DNA methylation of tumor suppressor genes in hepatocellular carcinoma

Abstract

The basic unit of chromatin is a nucleosome included an octamer of the four core histones and 147 base pairs of DNA. Posttranslational histones modifications affect chromatin structure resulting in gene expression changes. CpG islands hypermethylation within the gene promoter regions and the deacetylation of histone proteins are the most common epigenetic modifications. The aberrant patterns of methylation localized in normally unmethylated CPG islands mediate chromatin compaction resulting in gene silencing and cancer induction. The current review article aimed to assess and analyze the available literature on the tumor suppressor genes (TSGs) hypermethylation in hepatocellular carcinoma (HCC). For this review article, the suitable studies were obtained by searching PubMed, SCOPUS, NCBI, and Ovid database from 1995 up to September 2018 with the MeSH terms combined with free terms. A total 1483 Items were identified in SCOPUS (n = 459), PubMed (n = 832), Ovid (n = 118), and other reference sources (n = 74).
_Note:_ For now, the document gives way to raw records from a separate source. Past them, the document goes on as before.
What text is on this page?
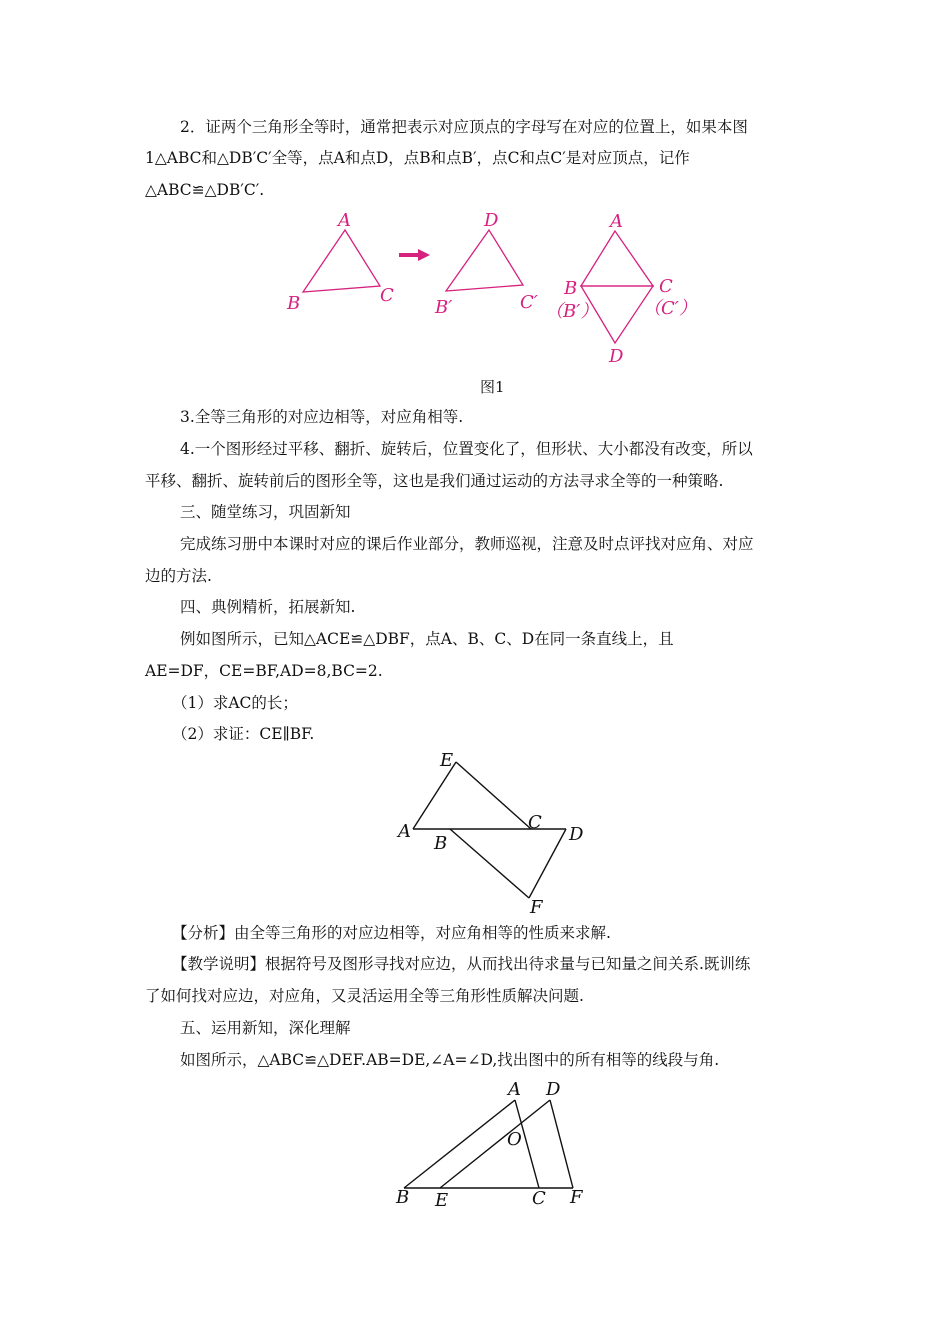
2．证两个三角形全等时，通常把表示对应顶点的字母写在对应的位置上，如果本图
1△ABC和△DB′C′全等，点A和点D，点B和点B′，点C和点C′是对应顶点，记作
△ABC≌△DB′C′.
A
B	C
D
B′	C′
A
B
（B′）
C
（C′）
D
图1
3.全等三角形的对应边相等，对应角相等.
4.一个图形经过平移、翻折、旋转后，位置变化了，但形状、大小都没有改变，所以
平移、翻折、旋转前后的图形全等，这也是我们通过运动的方法寻求全等的一种策略.
三、随堂练习，巩固新知
完成练习册中本课时对应的课后作业部分，教师巡视，注意及时点评找对应角、对应
边的方法.
四、典例精析，拓展新知.
例如图所示，已知△ACE≌△DBF，点A、B、C、D在同一条直线上，且
AE=DF，CE=BF,AD=8,BC=2.
（1）求AC的长；
（2）求证：CE∥BF.
E
A
B
C
D
F
【分析】由全等三角形的对应边相等，对应角相等的性质来求解.
【教学说明】根据符号及图形寻找对应边，从而找出待求量与已知量之间关系.既训练
了如何找对应边，对应角，又灵活运用全等三角形性质解决问题.
五、运用新知，深化理解
如图所示，△ABC≌△DEF.AB=DE,∠A=∠D,找出图中的所有相等的线段与角.
A D
O
B E	C F
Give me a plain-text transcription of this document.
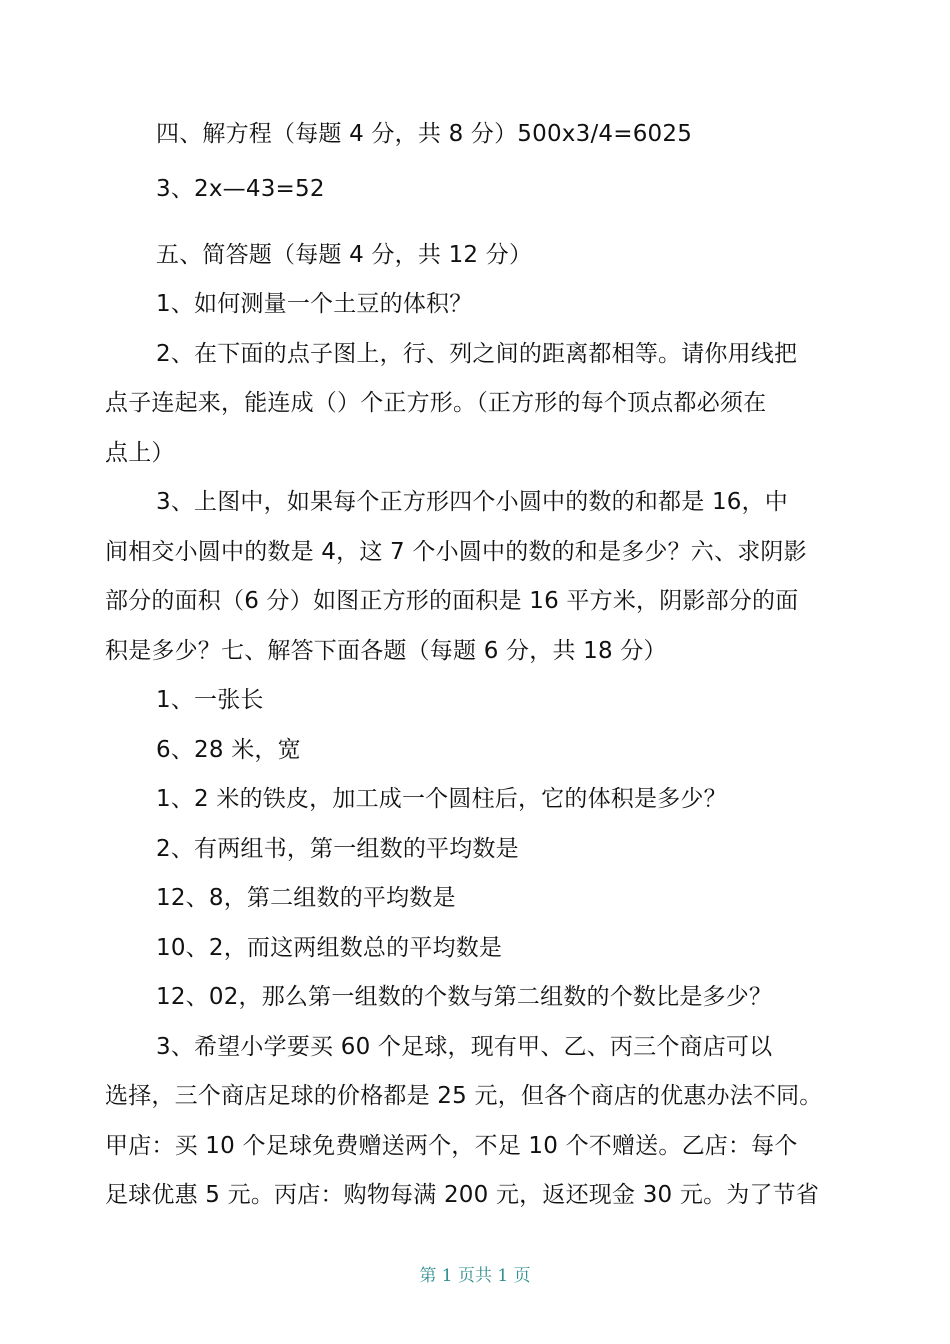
四、解方程（每题 4 分，共 8 分）500x3/4=6025
3、2x—43=52
五、简答题（每题 4 分，共 12 分）
1、如何测量一个土豆的体积？
2、在下面的点子图上，行、列之间的距离都相等。请你用线把
点子连起来，能连成（）个正方形。（正方形的每个顶点都必须在
点上）
3、上图中，如果每个正方形四个小圆中的数的和都是 16，中
间相交小圆中的数是 4，这 7 个小圆中的数的和是多少？六、求阴影
部分的面积（6 分）如图正方形的面积是 16 平方米，阴影部分的面
积是多少？七、解答下面各题（每题 6 分，共 18 分）
1、一张长
6、28 米，宽
1、2 米的铁皮，加工成一个圆柱后，它的体积是多少？
2、有两组书，第一组数的平均数是
12、8，第二组数的平均数是
10、2，而这两组数总的平均数是
12、02，那么第一组数的个数与第二组数的个数比是多少？
3、希望小学要买 60 个足球，现有甲、乙、丙三个商店可以
选择，三个商店足球的价格都是 25 元，但各个商店的优惠办法不同。
甲店：买 10 个足球免费赠送两个，不足 10 个不赠送。乙店：每个
足球优惠 5 元。丙店：购物每满 200 元，返还现金 30 元。为了节省
第 1 页共 1 页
After the assessment, 73 manuscripts were included in the current study. In total, 13 genes were found to have the most effect on HCC. Therefore, we selected them to evaluate as candidate genes in this cancer. TSGs can affect cell cycle during various stages of the cycle an at the cell cycle checkpoints. The hypermethylation of these genes results in chromatin compaction and TSGs silencing which induces HCC.